Santa Rita Mountains
Larry Jones, USDA Forest Service
The Coronado National Forest in southeastern Arizona encompasses portions of 12 mountain ranges called the Sky Island Archipelago, including the Santa Rita Mountains, shown here. GSD biologists conducted an assessment of vulnerability of species to climate change that included animal species that occur in the Santa Rita Mountains.
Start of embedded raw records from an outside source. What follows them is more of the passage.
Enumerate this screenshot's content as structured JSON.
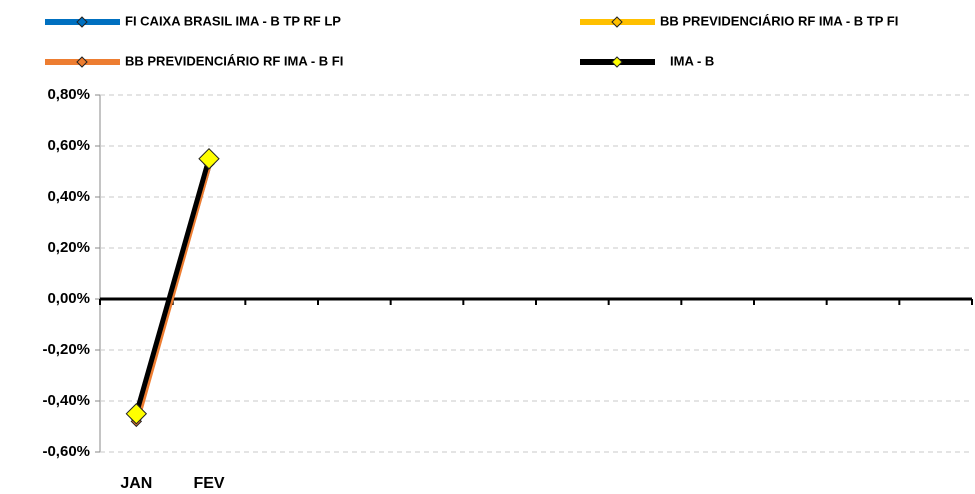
{
  "chart_data": {
    "type": "line",
    "categories": [
      "JAN",
      "FEV",
      null,
      null,
      null,
      null,
      null,
      null,
      null,
      null,
      null,
      null
    ],
    "series": [
      {
        "name": "FI CAIXA BRASIL IMA - B TP RF LP",
        "color": "#0070c0",
        "values": [
          -0.46,
          0.53,
          null,
          null,
          null,
          null,
          null,
          null,
          null,
          null,
          null,
          null
        ]
      },
      {
        "name": "BB PREVIDENCIÁRIO RF IMA - B TP FI",
        "color": "#ffc000",
        "values": [
          -0.47,
          0.54,
          null,
          null,
          null,
          null,
          null,
          null,
          null,
          null,
          null,
          null
        ]
      },
      {
        "name": "BB PREVIDENCIÁRIO RF IMA - B FI",
        "color": "#ed7d31",
        "values": [
          -0.48,
          0.53,
          null,
          null,
          null,
          null,
          null,
          null,
          null,
          null,
          null,
          null
        ]
      },
      {
        "name": "IMA - B",
        "color": "#000000",
        "values": [
          -0.45,
          0.55,
          null,
          null,
          null,
          null,
          null,
          null,
          null,
          null,
          null,
          null
        ]
      }
    ],
    "ylim": [
      -0.6,
      0.8
    ],
    "yticks": [
      {
        "value": -0.6,
        "label": "-0,60%"
      },
      {
        "value": -0.4,
        "label": "-0,40%"
      },
      {
        "value": -0.2,
        "label": "-0,20%"
      },
      {
        "value": 0,
        "label": "0,00%"
      },
      {
        "value": 0.2,
        "label": "0,20%"
      },
      {
        "value": 0.4,
        "label": "0,40%"
      },
      {
        "value": 0.6,
        "label": "0,60%"
      },
      {
        "value": 0.8,
        "label": "0,80%"
      }
    ],
    "grid": true
  }
}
The continental deserts of Arizona and New Mexico are characterized by high air and soil temperatures and low annual precipitation (less than 8in/year), most of which falls during the Monsoon season from about mid July through September. These deserts contain xerophytic plants, most commonly spiny shrub, cacti or hard grass species and an abundance of annual species following rainfall events. Many of the endemic animal species have behavioral (nocturnal) or physiological adaptations for dealing with the hot climate. Parts of this region can be variously described as scrub, torn scrub, savanna and steppe grasslands. Sand dune habitat and sterile salt flats are also present. As with most deserts, soils tend to have little organic matter. High evaporation rates commonly leads to localized salinization, which produces a salt crust and leads to halophytic plant communities. Calcification is also common in well drained areas.

Three major deserts are defined in this area: The Sonoran, the Chihuahua and Mojave. Each of these major deserts have differing flora communities typically defined by the amount and timing of precipitation.

Management within these systems focuses around fire and climate change effects on southwestern deserts and grasslands, invasive species, and projects focused on the riparian areas within this region.